Breaking NewsPMI Taiwan

Pekerja Migran Muslim di Taiwan Tolak Vaksin Astra Zeneca Karena Tidak Halal, Berikut Penjelasan CECC

Akhir-akhir ini tersebar isu terkait komposisi dari vaksin Astra Zeneca (AZ) ada kandungan tripsin babi alias tidak halal, karena itu banyak pekerja migran asal Indonesia yang menolak atau ragu ikut vakzin AZ.

Menanggapi hal tersebut kepala CECC Taiwan Chen She-chong dalam konferensi persnya kemarin (17/8/2021) mengklarifikasi, baik vaksin impor maupun produksi dalam negeri (Taiwan) tidak ada kandungan sel babi.

Chen She-chong menjelaskan, untuk proses pembuatan vaksin termasuk AZ, Moderna, Pfizer-BioNTech (BNT) dan Kao duan (高端), dll, baik yang diimpor atau diproduksi sendiri, pemerintah Taiwan secara khusus menyetujui tidak ada kandungan sel babi.

Pada saat yang sama, Organisasi Kesehatan Dunia (WHO) pada 24 Juli lalu juga menyatakan bahwa vaksin seperti AZ, Moderna dan BNT semuanya bersertifikat halal.
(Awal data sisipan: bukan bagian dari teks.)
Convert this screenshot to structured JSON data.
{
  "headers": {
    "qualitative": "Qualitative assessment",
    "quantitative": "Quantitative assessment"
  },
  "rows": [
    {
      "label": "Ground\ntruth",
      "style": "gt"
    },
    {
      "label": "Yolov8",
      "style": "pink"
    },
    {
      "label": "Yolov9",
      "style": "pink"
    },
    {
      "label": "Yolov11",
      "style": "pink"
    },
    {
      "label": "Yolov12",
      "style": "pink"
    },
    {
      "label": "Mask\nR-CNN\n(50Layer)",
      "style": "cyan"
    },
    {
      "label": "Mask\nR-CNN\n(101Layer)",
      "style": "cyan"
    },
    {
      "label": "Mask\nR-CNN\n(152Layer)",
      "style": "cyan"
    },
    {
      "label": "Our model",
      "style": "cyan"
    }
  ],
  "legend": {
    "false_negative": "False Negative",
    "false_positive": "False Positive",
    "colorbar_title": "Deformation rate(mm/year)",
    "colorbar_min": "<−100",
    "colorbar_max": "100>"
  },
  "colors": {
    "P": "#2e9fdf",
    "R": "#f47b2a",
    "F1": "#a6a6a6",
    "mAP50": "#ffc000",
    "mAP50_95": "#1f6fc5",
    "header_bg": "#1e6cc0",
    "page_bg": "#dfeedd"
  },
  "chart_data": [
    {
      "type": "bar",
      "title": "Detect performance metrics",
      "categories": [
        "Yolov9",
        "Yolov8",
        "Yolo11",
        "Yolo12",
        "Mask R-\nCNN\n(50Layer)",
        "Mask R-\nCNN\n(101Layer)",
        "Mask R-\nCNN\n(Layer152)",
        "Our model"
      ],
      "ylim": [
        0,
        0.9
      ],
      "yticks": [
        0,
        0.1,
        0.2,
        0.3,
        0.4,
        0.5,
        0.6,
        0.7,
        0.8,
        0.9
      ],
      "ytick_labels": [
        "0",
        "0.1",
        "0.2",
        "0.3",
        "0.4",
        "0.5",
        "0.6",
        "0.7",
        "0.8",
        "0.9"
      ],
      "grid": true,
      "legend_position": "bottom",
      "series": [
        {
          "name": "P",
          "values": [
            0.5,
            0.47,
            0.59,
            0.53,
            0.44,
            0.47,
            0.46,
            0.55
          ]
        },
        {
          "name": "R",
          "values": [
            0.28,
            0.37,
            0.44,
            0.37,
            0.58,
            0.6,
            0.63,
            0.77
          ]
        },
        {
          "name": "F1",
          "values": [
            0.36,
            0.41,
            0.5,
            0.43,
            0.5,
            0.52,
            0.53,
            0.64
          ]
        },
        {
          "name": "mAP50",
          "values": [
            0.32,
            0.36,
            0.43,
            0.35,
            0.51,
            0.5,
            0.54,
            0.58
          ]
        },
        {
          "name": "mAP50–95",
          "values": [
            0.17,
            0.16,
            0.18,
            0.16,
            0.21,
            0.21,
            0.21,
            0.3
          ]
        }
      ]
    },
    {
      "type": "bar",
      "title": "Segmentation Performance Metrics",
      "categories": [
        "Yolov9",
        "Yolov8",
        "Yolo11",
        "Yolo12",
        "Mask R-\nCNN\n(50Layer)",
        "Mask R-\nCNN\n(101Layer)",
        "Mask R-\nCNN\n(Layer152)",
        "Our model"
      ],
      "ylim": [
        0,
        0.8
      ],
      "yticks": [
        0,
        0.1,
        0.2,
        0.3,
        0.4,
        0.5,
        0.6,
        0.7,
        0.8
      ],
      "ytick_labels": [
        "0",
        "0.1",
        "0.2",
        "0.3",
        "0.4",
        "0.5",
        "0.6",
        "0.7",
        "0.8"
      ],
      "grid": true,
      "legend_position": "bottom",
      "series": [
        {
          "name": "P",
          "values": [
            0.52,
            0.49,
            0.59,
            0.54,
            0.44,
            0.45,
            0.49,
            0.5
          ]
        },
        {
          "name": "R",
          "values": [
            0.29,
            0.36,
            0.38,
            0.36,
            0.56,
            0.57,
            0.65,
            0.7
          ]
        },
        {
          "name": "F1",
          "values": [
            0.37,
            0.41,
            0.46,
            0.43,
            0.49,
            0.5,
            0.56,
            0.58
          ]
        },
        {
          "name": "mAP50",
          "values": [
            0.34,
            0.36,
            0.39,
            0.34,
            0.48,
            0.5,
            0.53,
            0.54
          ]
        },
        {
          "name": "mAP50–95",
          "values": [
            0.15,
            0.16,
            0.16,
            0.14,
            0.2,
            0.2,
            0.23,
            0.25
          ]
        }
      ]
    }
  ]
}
Adapun terkait pekerja migran asal Indonesia yang baru-baru ini meragukan komponen vaksin AZ, Chen Shizhong mengatakan, vaksin AZ mengandung vektor adenovirus non-replika yang mengandung gen virus spike protein (S protein) SARS-CoV-2. Menggunakan teknologi DNA rekombinan untuk berkembang biak dalam sel ginjal embrionik manusia yang dimodifikasi secara genetik. Tidak ada sel babi yang digunakan dalam proses pembuatannya.

Terlebih lagi, vaksin AZ telah digunakan di negara-negara yang mayoritas penduduknya beragama Islam, seperti Arab Saudi, Uni Emirat Arab (UEA), Bahrain, Oman, Mesir, dan Indonesia. Dan pimpinan Dewan Islam di banyak negara juga mengizinkan umat Islam untuk divaksinasi.

Vaksin lain seperti Moderna dan BNT juga telah disetujui atau digunakan oleh Indonesia, Saudi Arabia,Uni Emirat Arab (UEA), Bahrain dan negara lainnya.

Chen She-chong mengharapkan masyarakat untuk tidak kawatir melakukan vaksin.